Upon my initial reading of the book, I was left feeling empty encountering this shift in mode.  Where’s the consistency?  Why lead the reader in one direction, then suddenly take things in another?  How could such a book be considered alongside the greatness of Journey to the West, The Three Kingdoms, or Dream of Red Mansions?  Surely there is something I’m missing?  Something was missing, but it was my understanding.  

Outlaws of the Marsh, despite the colors of “comic war epic” lying on the surface, is not a book that can be taken at face value.  The arc its story describes is one which parallels the lives of the common people living at the time of the book’s writing.  Childhood full of innocence, fun, and dreams of something more, the bandits Song Jiang assembles carouse in almost comic book fashion in the beginning, the narrative tone playful while venturing into the fantastic.  Every child would love to be able to run like Dai, fight like Wu Song, swim like the Ruan brothers, or have the cleverness of Wu Yong.  Moreover, every youth thinks they can change the world—socially or politically—and make it a better place.  It’s only when a person gets older that the exigencies of life make themselves apparent and settle into the psyche, refining dreams to more realistic terms.  Not stopping there, Outlaws takes this idea one step further, citing the government as the fundamental reason why quality of life was better for some than most in the Song dynasty.  Corruption open and obvious, the outlaws’ dealings with the dynasty in the latter half prove more than they can handle.

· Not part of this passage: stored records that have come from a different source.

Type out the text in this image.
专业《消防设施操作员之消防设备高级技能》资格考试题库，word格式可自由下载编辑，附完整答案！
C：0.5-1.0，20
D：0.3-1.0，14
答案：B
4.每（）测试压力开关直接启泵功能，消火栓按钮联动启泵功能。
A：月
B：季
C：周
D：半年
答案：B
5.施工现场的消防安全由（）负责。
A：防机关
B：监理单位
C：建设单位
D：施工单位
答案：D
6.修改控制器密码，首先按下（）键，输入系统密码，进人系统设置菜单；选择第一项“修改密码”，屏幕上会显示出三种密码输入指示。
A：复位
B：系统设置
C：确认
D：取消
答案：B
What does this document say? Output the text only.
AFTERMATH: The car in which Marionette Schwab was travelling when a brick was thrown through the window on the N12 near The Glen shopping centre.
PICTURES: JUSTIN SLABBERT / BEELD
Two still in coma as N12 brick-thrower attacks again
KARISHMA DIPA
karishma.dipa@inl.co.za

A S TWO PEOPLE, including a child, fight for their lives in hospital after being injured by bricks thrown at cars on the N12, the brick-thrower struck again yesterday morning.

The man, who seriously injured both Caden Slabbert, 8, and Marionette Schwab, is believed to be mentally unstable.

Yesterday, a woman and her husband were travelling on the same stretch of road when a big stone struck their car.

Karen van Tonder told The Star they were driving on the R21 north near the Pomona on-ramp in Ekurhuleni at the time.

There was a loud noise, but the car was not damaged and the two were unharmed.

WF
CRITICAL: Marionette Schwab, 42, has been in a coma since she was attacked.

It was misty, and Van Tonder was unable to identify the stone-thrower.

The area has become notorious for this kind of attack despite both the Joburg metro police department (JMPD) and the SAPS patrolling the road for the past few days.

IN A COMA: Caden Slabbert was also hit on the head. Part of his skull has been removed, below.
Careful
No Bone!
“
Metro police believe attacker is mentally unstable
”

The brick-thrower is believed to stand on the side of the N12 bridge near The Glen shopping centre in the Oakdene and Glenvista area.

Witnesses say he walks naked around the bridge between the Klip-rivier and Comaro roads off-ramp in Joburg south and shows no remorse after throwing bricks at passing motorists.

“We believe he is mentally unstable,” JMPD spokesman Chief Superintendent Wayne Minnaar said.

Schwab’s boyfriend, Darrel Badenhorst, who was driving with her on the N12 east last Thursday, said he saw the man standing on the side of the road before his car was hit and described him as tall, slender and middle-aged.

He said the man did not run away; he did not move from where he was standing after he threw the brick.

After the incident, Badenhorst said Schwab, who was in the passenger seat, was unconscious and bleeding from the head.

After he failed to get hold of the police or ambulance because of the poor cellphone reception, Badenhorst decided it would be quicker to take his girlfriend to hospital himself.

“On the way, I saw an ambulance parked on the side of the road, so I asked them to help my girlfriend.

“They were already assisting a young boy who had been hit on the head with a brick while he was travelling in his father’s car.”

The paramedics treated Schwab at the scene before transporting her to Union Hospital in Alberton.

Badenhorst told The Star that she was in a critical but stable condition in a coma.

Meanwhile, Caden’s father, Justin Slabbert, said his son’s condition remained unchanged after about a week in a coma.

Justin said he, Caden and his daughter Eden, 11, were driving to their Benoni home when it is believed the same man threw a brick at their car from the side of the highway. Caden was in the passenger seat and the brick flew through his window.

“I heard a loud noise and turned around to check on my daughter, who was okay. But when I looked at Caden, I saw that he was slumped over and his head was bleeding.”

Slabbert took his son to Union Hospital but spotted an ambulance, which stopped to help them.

In the end, Outlaws of the Marsh, if examined at both ends, exhibits a split personality that makes the novel the Chinese version of Don Quixote in more ways than one.  The story arc defined by the band of outlaws presents a transition from youthful aspiration to a sense of acceptance facing realities, particularly the government at the time (a point Cervantes steers more toward universal humanism).   The story beginning with fun and adventure but closing in tragic terms, its possible readers may find the first half intriguing while the second lagging, and vice versa.  Containing a pound or two of Chinese culture, that real events from the Song dynasty are incorporated into the narrative make it a piece for discussion on Chinese history.  The pounds in reality as well, interested readers who balk at the thought of diving into 2,500 pages should look for one of the abridged versions.  Pearl S. Buck’s excellent translation, entitled All Men Are Brothers, is about two-thirds the length.